Mine would be having a nurse with a big mouth while I'm dying...
 
Haha. I totally win this one. Especially since my only regret will be sitting through a shitty movie; I mean seriously, on my deathbed I'll gladly pay $10 to get two wasted hours back.



Did you just watch a shitty movie, or are you talking in general about every shitty movie you got dragged to in your life?
 
my only regret will be sitting through a shitty movie; I mean seriously, on my deathbed I'll gladly pay $10 to get two wasted hours back.

This is worthy of its own thread.

It sucks to think people at the last moments of their lives worrying about what they would have changed.

I wonder what the top five satisfying deathbed confessions are?
 
i've been in crappy jobs where i didn't know it was crappy until i left. while shoveling crap, it doesn't really seem so bad but once you move onto a new, better job, you gain distance, which provides perspective and realize how bad it really was.
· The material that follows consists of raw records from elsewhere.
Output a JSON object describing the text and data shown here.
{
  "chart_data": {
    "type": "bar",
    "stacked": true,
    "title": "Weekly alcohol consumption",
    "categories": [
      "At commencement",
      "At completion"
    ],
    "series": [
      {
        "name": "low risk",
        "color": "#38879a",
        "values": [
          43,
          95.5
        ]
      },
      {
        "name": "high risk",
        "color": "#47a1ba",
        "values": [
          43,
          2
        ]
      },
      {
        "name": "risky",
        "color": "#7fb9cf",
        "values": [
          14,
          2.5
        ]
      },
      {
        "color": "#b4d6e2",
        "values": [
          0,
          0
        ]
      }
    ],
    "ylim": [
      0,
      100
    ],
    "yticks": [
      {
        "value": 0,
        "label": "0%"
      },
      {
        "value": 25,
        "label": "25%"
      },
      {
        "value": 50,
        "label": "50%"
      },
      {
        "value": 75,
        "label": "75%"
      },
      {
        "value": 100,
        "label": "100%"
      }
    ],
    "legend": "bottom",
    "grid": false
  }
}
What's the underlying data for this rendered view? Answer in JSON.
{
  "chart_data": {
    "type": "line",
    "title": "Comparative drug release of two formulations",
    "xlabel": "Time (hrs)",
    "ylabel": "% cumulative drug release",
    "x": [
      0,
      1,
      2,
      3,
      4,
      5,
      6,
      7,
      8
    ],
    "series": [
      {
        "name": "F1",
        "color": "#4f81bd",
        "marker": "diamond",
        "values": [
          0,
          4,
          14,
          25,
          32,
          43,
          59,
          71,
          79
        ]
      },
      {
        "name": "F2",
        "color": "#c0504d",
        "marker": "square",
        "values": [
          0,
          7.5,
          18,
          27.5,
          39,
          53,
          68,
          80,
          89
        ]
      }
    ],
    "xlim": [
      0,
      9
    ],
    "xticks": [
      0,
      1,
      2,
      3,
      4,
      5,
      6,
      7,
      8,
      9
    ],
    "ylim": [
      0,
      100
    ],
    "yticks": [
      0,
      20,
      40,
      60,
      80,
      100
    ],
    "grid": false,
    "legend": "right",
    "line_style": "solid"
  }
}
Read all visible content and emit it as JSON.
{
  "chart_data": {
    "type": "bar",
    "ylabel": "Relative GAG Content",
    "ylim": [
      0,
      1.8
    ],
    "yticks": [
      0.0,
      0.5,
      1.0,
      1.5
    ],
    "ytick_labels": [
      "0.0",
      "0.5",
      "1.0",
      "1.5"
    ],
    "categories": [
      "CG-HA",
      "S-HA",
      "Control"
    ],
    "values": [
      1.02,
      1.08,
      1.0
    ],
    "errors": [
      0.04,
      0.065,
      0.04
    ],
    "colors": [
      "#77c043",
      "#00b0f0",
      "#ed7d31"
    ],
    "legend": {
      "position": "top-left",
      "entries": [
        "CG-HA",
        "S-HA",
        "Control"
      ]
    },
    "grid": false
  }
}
i wonder if that's how life is like near the end (for some).

it was a shitty life, and once you take a step out of the rat race, only then do you realize*how bad it was.
 
This is worthy of its own thread.

It sucks to think people at the last moments of their lives worrying about what they would have changed.

I wonder what the top five satisfying deathbed confessions are?

My grandfather told me he was ready to die ad see if anything comes next, becaus never once in his entire life did he tell a lie.
 
Think about this all the time.

1st lesson: Watched a bunch of my co-workers at GM wait until their last bit of stock was vested and they maxed their retirement account, then die on the golf course, hiking trail 2years into retirement. Most spent their entire career at that company.

2nd lesson: Watched my mother die after two years in a coma at the age of 56. Raised in an Orphanage in Calgary, shit life as a kid. Put herself thru nursing school and moved to the US and try to made a great life for herself. Just as she was becoming comfortable, aneurism took her out. Worked 12-14 hour days most of her life. Got full pay for the 1st year in the coma because she never ever used her sick or vacation time...

3rd and almost final lesson: pulmonary embolism and almost dead at SFO at the age of 38: lucky for me they see that sort of thing all the time on long distance flights. Had 7 hours foot reconstructive foot surgery the previous week.

The curse in all this is the need to constantly chase the next great experience and never being content.